Occupation at the time of diagnosis of asthma was the determinant of interest. The frequency and type of respiratory infections during the past 12 months formed the outcomes of interest. The outcomes were based on self-reporting in the FEAS questionnaire, which asked about both upper respiratory tract infections and lower respiratory tract infections in a systematic way. Those with asthma have been suggested to be more susceptible to experience respiratory infections in general.4 As this study was limited to those with recently diagnosed adult-onset asthma, comparison between different occupational groups can be considered valid.

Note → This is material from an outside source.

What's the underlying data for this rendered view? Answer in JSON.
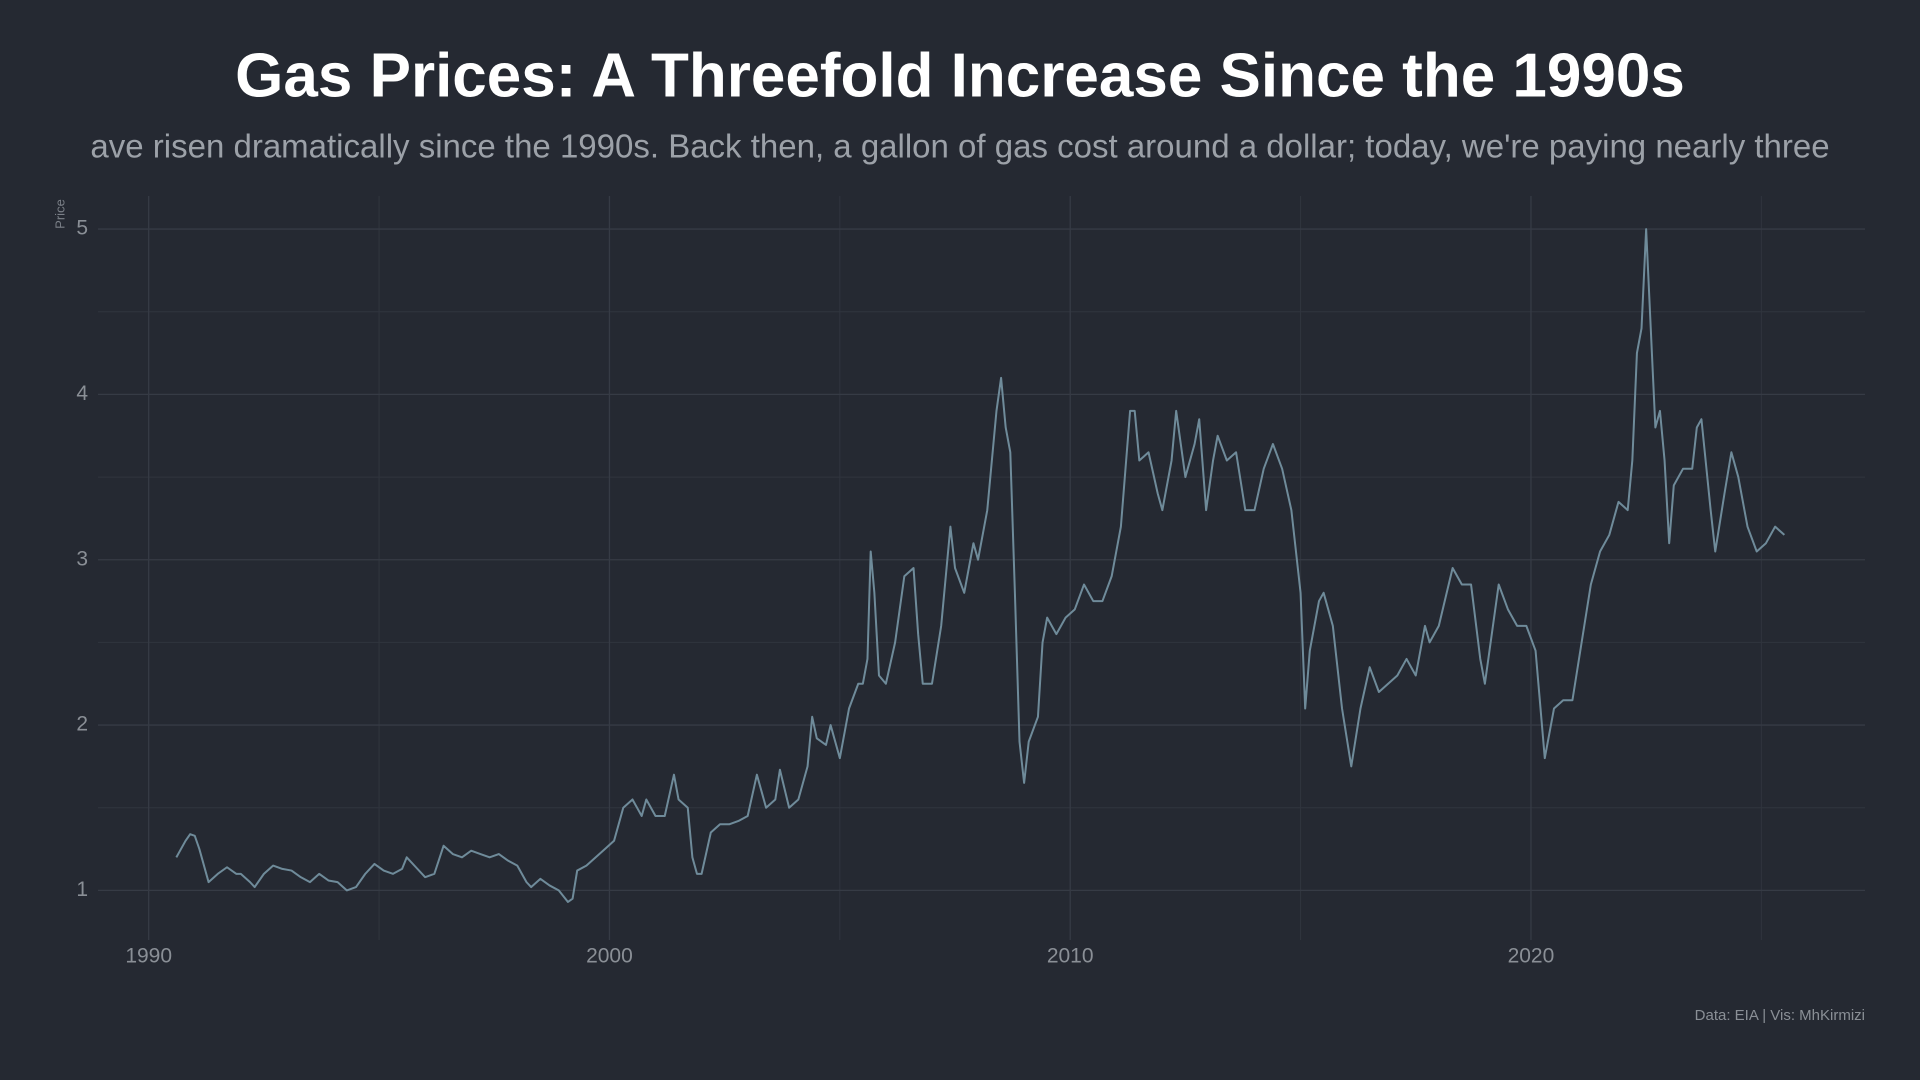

In the multivariate regression analyses, we adjusted as potential confounders for age, gender, and smoking, all of which may be related to increased susceptibility to respiratory infections.8,9 This gives some assurance that the differences detected between occupations are related to the occupation or occupational environment linked to it.
The sample size in some of the occupations was small, which is reflected in wide confidence intervals. However, the lower 95% confidence limit was clearly above 1 for those occupations mentioned above.
Synthesis with previous knowledge
Previous literature on the association between occupation and respiratory tract infections is still rather limited and focuses on the risk of influenza or influenza like illness.10–14 The risk has been explained by different frequencies of contacts with other people, contact with contaminated surfaces at work or by work-related stress.14 A recent register-based study found that people working in occupations with high person-to-person contact, such as work in day care, sewers, public transportation, and nursing and home care, had an increased risk of being hospitalized with pneumonia or influenza compared to people working within public administration.14 These findings are in line with our results showing that drivers have increased risk of pneumonia and people working in day care centers have increased risk of URTIs. Furthermore, Pujol et al. suggested that manual workers, including people who are self-employed, workers in skilled technical occupations, workers qualified at the primary sector, and unskilled workers have a higher risk of hospitalization for influenza than people who are working in a non-manual occupation.13 Consistent with our study, occupational groups related to food preparation and serving, community and social services, personal care and services, and building and ground cleaning as well as maintenance were associated with increased occurrence of influenza-like illness, defined as fever and cough or sore throat, in two questionnaire-based studies.10,12 Studies have also reported that unemployed adults have increased risk of influenza and influenza-like illness compared with employed adults,11,12 which again is in line with our finding that unemployed study subjects had increased IRR for common cold.
Most of the previous studies were conducted in societies where access to health care services and the possibility to receive seasonal influenza vaccination could vary between different occupational groups. However, in Finland everyone with chronic diseases or working in health care has equal opportunity to receive vaccination within the national seasonal influenza vaccination program. Previous studies included general working aged populations, and some of them adjusted for co-morbidities, such as asthma, in the multivariate statistical models. However, none of the previous studies focused on a high-risk population as we did in our study that was based on a population of subjects with recently diagnosed adult-onset asthma.